There are certain leniencies regarding eating before Mincha or Maariv that only apply to when one attends a regular minyan. However, when davening b’yechidus, note the following. Once it is somuch l’Mincha Ketana (i.e., a half-hour [sha’os zemanios] before Mincha Ketana), eating a meal or even more than two kezeisim of mezonos, conducting work, or lying down to take a nap is not allowed until one davens Mincha. If one appoints a shomer to remind him or sets an alarm, then one may do the above activities. The same is true regarding Maariv – once it is a half-hour before tzeis hakochavim.

When davening alone, it is advisable to daven as soon as possible (in the lechatchilah zeman). The ideal time for Shacharis is kevosikin. This means beginning Shemoneh Esrei at sunrise. If on a weekday you use your cell phone for the exact time, it is advisable to set a watch or clock before Shabbos with the exact time. Some compare the zechus of vosikin to tefillah b’tzibbur.
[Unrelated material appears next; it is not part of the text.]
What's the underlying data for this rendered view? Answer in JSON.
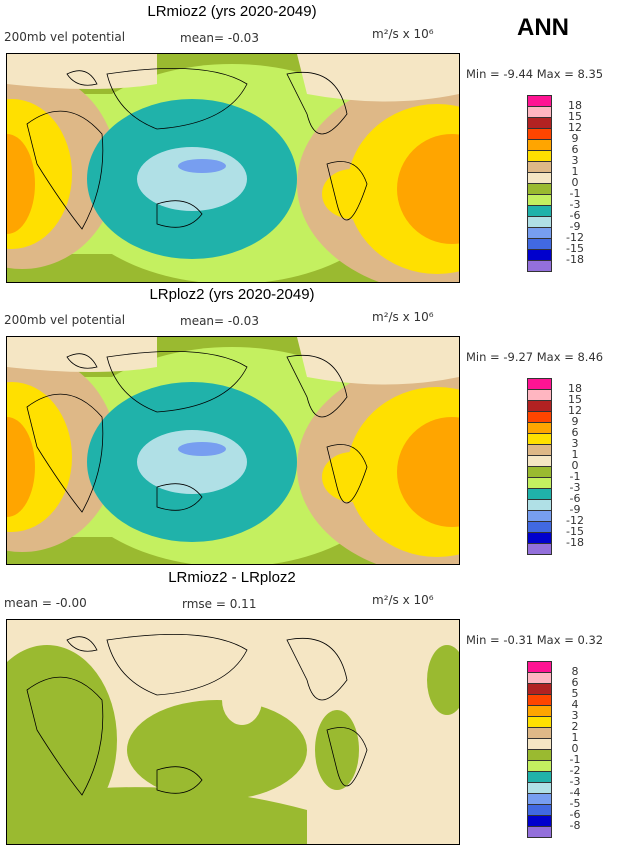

However, this is only a hiddur. One should be careful to get enough sleep, especially during this difficult period of time when we need to stay as healthy as possible.

Mincha – The earliest time is Mincha Gedolah (a half hour [in the spring and summer, it is sha’os zemanios] after chatzos). There is a hiddur to wait until after Mincha Ketanah (2.5 sha’os zemanios before sunset).

The earliest one should daven Maariv b’yechidus on a weeknight is tzeis hakochavim. If this is too difficult (shaas hadchak), one may daven after shkiah, and for a major shaas hadchak even after plag hamincha.

Some say that it is proper to daven at one’s regular time. For example, if one regularly davens Mincha at 6 p.m., one should continue to do so now (assuming he is confident that he won’t forget to daven. If he is concerned to wait, he should daven earlier).

If one normally davens Shacharis before sunrise because one needs to go to work early, this leniency may not apply at this time if he is not leaving his home to go to work. One should evaluate whether this leniency still applies to him. 

If one normally davens Maariv before tzeis hakochavim, now that he is home and davening b’yechidus, on weeknights he should wait until tzeis hakochavim to daven, unless it is a shaas hadchak, as indicated above.

Note that when there are regular minyanim and one needs to daven b’yechidus, it is mehudar to daven b’shaah shehatzibbur mispallelim, at the same time as the tzibbur. Unfortunately, since there are no minyanim now, we are unable to do this. Some kehillos have indicated specific times for people to daven “together,” each person in his own home.

May we be zoche to return to our botei knesses bekarov and be zoche to the binyan Bayis Shlishi bimeheirah beyomeinu.

Special thanks to my son, Rabbi Yehuda Heber, for his assistance in preparing this article.